# Oil filters for old Kubota



## gt9772c

Just bought an oil filter for my L245. Wow, it was $23. Has anyone found other brands of oil filters that fit the L245?


----------



## bigtooth

Yeah, i'll have to look up the part number and get back to you, but I use Napa Gold filters. Thats what came on mine when I got it.


----------



## Live Oak

Be sure to post this question in our Fleetguard Filter section. I bet Tristan can make you a great deal on some filters.


----------



## Live Oak

If Tristan cannot help you out.
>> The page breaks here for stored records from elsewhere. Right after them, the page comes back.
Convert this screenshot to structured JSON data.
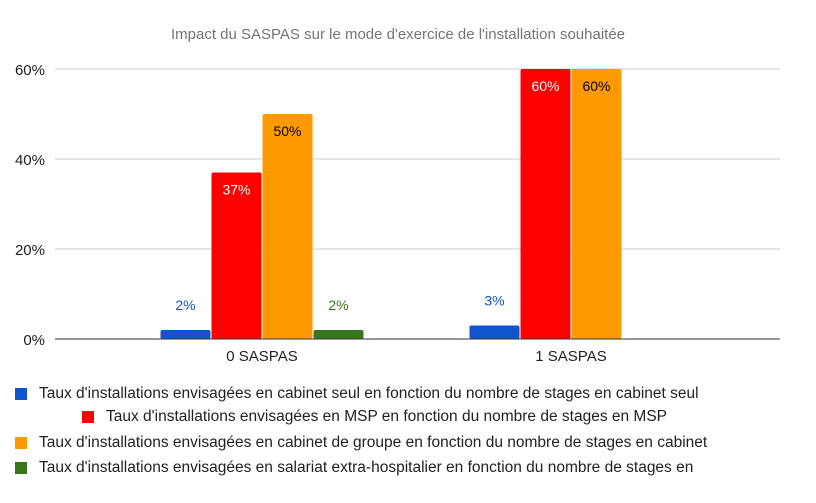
{
  "chart_data": {
    "type": "bar",
    "title": "Impact du SASPAS sur le mode d'exercice de l'installation souhaitée",
    "categories": [
      "0 SASPAS",
      "1 SASPAS"
    ],
    "ylim": [
      0,
      60
    ],
    "yticks": [
      0,
      20,
      40,
      60
    ],
    "ytick_labels": [
      "0%",
      "20%",
      "40%",
      "60%"
    ],
    "xlabel": "",
    "ylabel": "",
    "grid": true,
    "legend_position": "bottom",
    "series": [
      {
        "name": "Taux d'installations envisagées en cabinet seul en fonction du nombre de stages en cabinet seul",
        "color": "#1155cc",
        "values": [
          2,
          3
        ],
        "labels": [
          "2%",
          "3%"
        ],
        "label_color": "#1155cc"
      },
      {
        "name": "Taux d'installations envisagées en MSP en fonction du nombre de stages en MSP",
        "color": "#ff0000",
        "values": [
          37,
          60
        ],
        "labels": [
          "37%",
          "60%"
        ],
        "label_color": "#ffffff"
      },
      {
        "name": "Taux d'installations envisagées en cabinet de groupe en fonction du nombre de stages en cabinet",
        "color": "#ff9900",
        "values": [
          50,
          60
        ],
        "labels": [
          "50%",
          "60%"
        ],
        "label_color": "#000000"
      },
      {
        "name": "Taux d'installations envisagées en salariat extra-hospitalier en fonction du nombre de stages en",
        "color": "#38761d",
        "values": [
          2,
          null
        ],
        "labels": [
          "2%",
          null
        ],
        "label_color": "#38761d"
      }
    ]
  }
}
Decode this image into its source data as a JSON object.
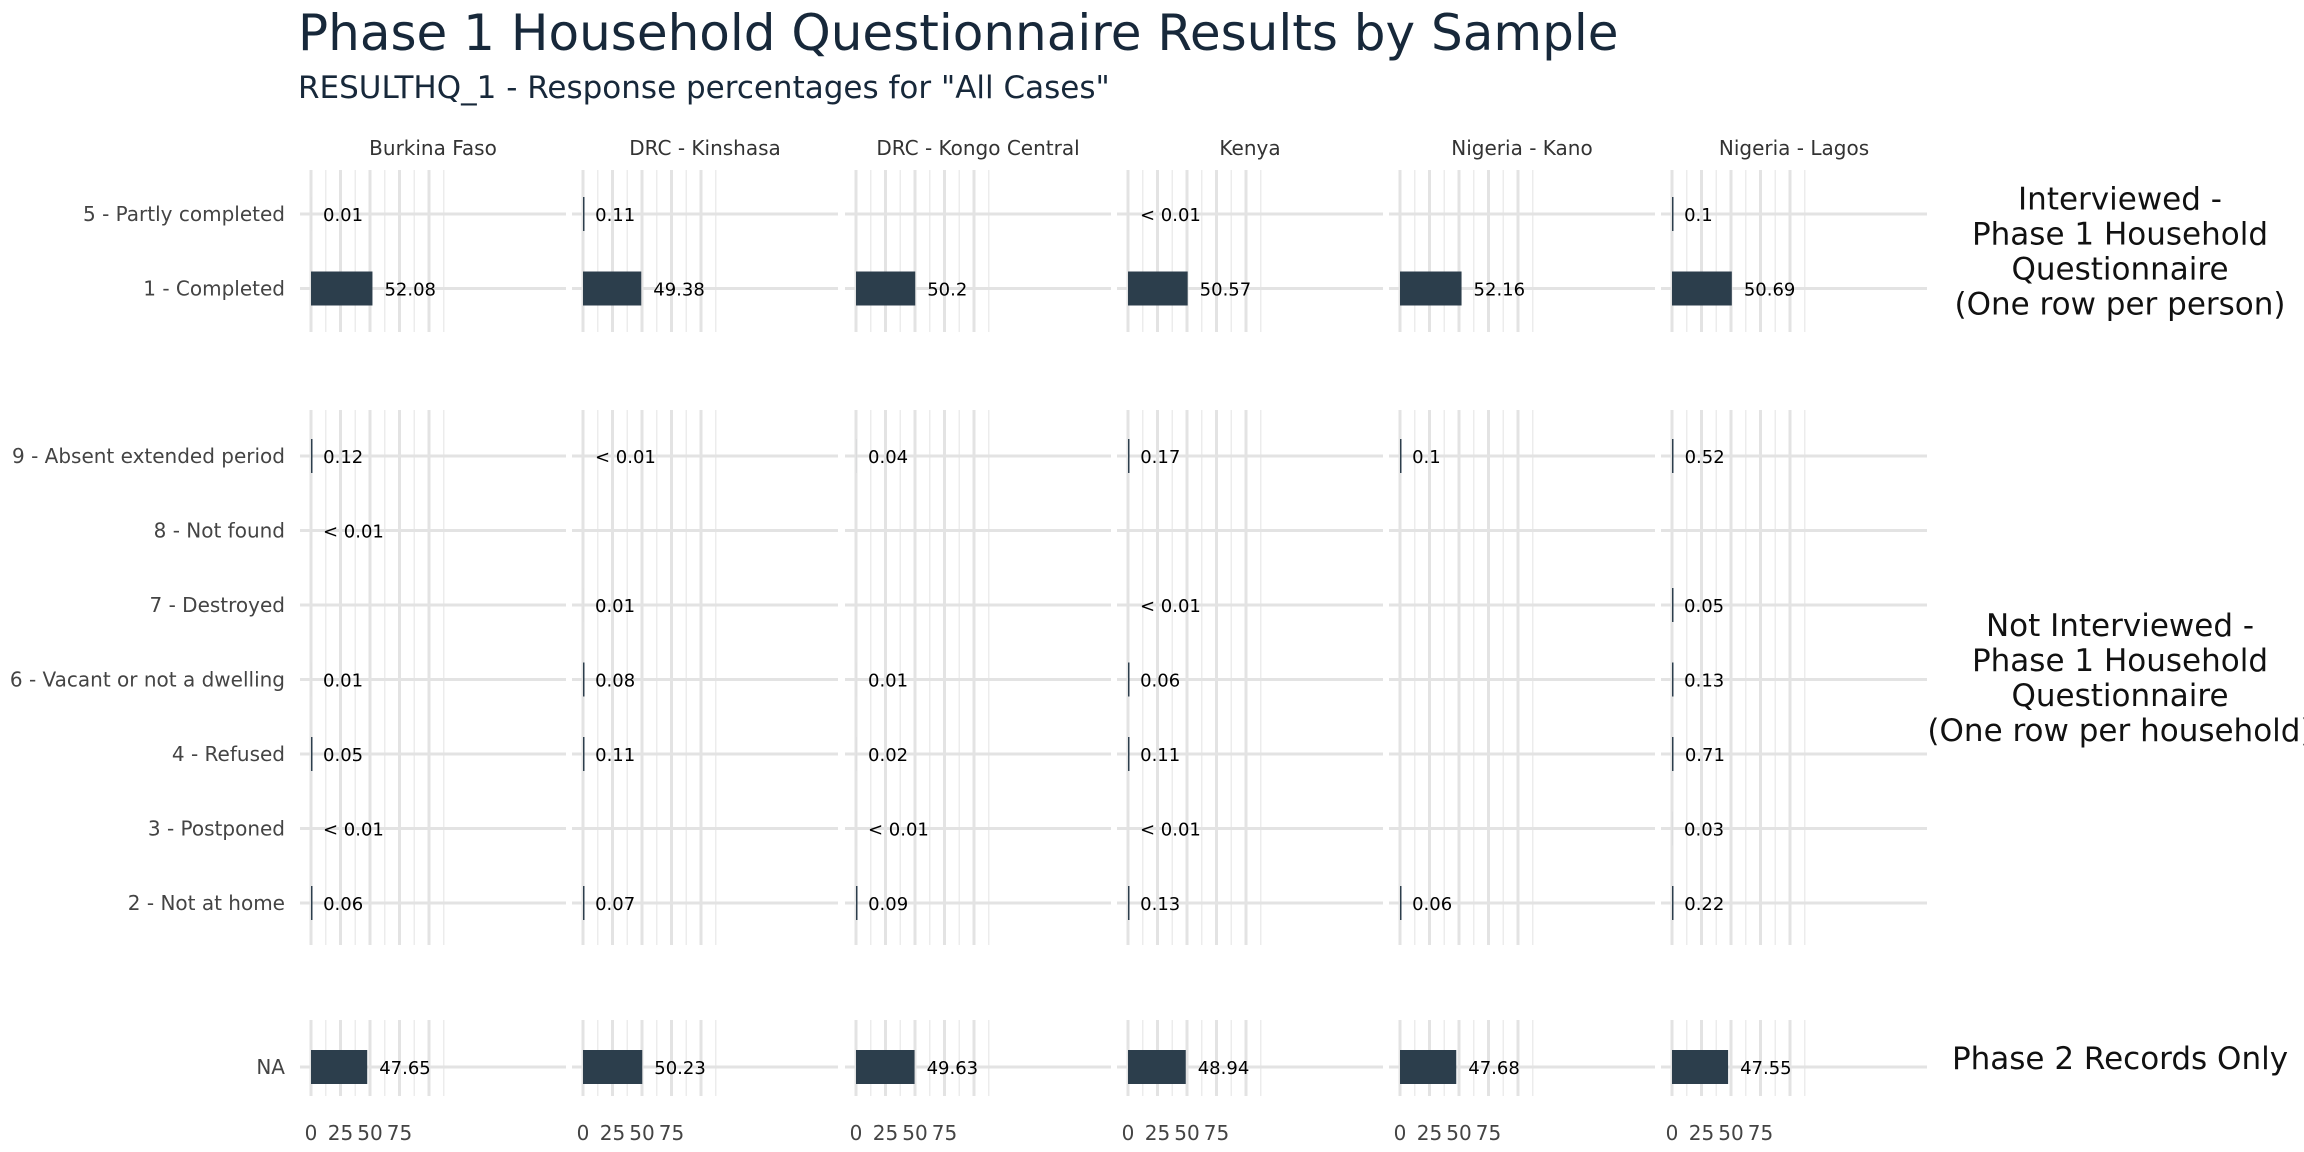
{
  "chart_data": {
    "type": "bar",
    "title": "Phase 1 Household Questionnaire Results by Sample",
    "subtitle": "RESULTHQ_1 - Response percentages for \"All Cases\"",
    "facets": [
      "Burkina Faso",
      "DRC - Kinshasa",
      "DRC - Kongo Central",
      "Kenya",
      "Nigeria - Kano",
      "Nigeria - Lagos"
    ],
    "xlim": [
      0,
      100
    ],
    "x_ticks": [
      0,
      25,
      50,
      75
    ],
    "grid": true,
    "bar_color": "#2c3e4c",
    "groups": [
      {
        "label": "Interviewed -\nPhase 1 Household\nQuestionnaire\n(One row per person)",
        "rows": [
          {
            "category": "5 - Partly completed",
            "values": [
              0.01,
              0.11,
              null,
              0.005,
              null,
              0.1
            ],
            "labels": [
              "0.01",
              "0.11",
              "",
              "< 0.01",
              "",
              "0.1"
            ]
          },
          {
            "category": "1 - Completed",
            "values": [
              52.08,
              49.38,
              50.2,
              50.57,
              52.16,
              50.69
            ],
            "labels": [
              "52.08",
              "49.38",
              "50.2",
              "50.57",
              "52.16",
              "50.69"
            ]
          }
        ]
      },
      {
        "label": "Not Interviewed -\nPhase 1 Household\nQuestionnaire\n(One row per household)",
        "rows": [
          {
            "category": "9 - Absent extended period",
            "values": [
              0.12,
              0.005,
              0.04,
              0.17,
              0.1,
              0.52
            ],
            "labels": [
              "0.12",
              "< 0.01",
              "0.04",
              "0.17",
              "0.1",
              "0.52"
            ]
          },
          {
            "category": "8 - Not found",
            "values": [
              0.005,
              null,
              null,
              null,
              null,
              null
            ],
            "labels": [
              "< 0.01",
              "",
              "",
              "",
              "",
              ""
            ]
          },
          {
            "category": "7 - Destroyed",
            "values": [
              null,
              0.01,
              null,
              0.005,
              null,
              0.05
            ],
            "labels": [
              "",
              "0.01",
              "",
              "< 0.01",
              "",
              "0.05"
            ]
          },
          {
            "category": "6 - Vacant or not a dwelling",
            "values": [
              0.01,
              0.08,
              0.01,
              0.06,
              null,
              0.13
            ],
            "labels": [
              "0.01",
              "0.08",
              "0.01",
              "0.06",
              "",
              "0.13"
            ]
          },
          {
            "category": "4 - Refused",
            "values": [
              0.05,
              0.11,
              0.02,
              0.11,
              null,
              0.71
            ],
            "labels": [
              "0.05",
              "0.11",
              "0.02",
              "0.11",
              "",
              "0.71"
            ]
          },
          {
            "category": "3 - Postponed",
            "values": [
              0.005,
              null,
              0.005,
              0.005,
              null,
              0.03
            ],
            "labels": [
              "< 0.01",
              "",
              "< 0.01",
              "< 0.01",
              "",
              "0.03"
            ]
          },
          {
            "category": "2 - Not at home",
            "values": [
              0.06,
              0.07,
              0.09,
              0.13,
              0.06,
              0.22
            ],
            "labels": [
              "0.06",
              "0.07",
              "0.09",
              "0.13",
              "0.06",
              "0.22"
            ]
          }
        ]
      },
      {
        "label": "Phase 2 Records Only",
        "rows": [
          {
            "category": "NA",
            "values": [
              47.65,
              50.23,
              49.63,
              48.94,
              47.68,
              47.55
            ],
            "labels": [
              "47.65",
              "50.23",
              "49.63",
              "48.94",
              "47.68",
              "47.55"
            ]
          }
        ]
      }
    ]
  }
}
Baldwin makes a B178 that you can buy for $4.61 each if you buy a case of 12. That would be $55.36 for a case of 12 plus shipping. 

http://www.bfwebexpress.com/default.htm


----------



## bigtooth

Well I checked it out online and first found the Kubota filter #: 1521332090

then cross referenced it to Wix:

http://www.wixfilters.com/filterlookup/ResultsExact.asp?PartNo=15213-32090+

Then took that part number from the Wix: 51342 

and crossed it to NAPA:


http://www.aloha34.com/information/oilfiltertable.pdf

Hope this helps!

I just bought my l245DT, how loud is your engine, mine seems to be kind of noisy when in the lower RPM's. I'm suspecting the valve clearance.


----------



## Live Oak

> _Originally posted by bigtooth _
> *Well I checked it out online and first found the Kubota filter #: 1521332090
> 
> then cross referenced it to Wix:
> 
> http://www.wixfilters.com/filterlookup/ResultsExact.asp?PartNo=15213-32090+
> 
> Then took that part number from the Wix: 51342
> 
> and crossed it to NAPA:
> 
> 
> http://www.aloha34.com/information/oilfiltertable.pdf
> 
> Hope this helps!
> 
> I just bought my l245DT, how loud is your engine, mine seems to be kind of noisy when in the lower RPM's. I'm suspecting the valve clearance. *


The L245 engine has a real raspy combustion knock sound at idle and low speed. You might try a good cetane boosting fuel additive such as Power Service or Stanadyne to help quiet combustion noise.


----------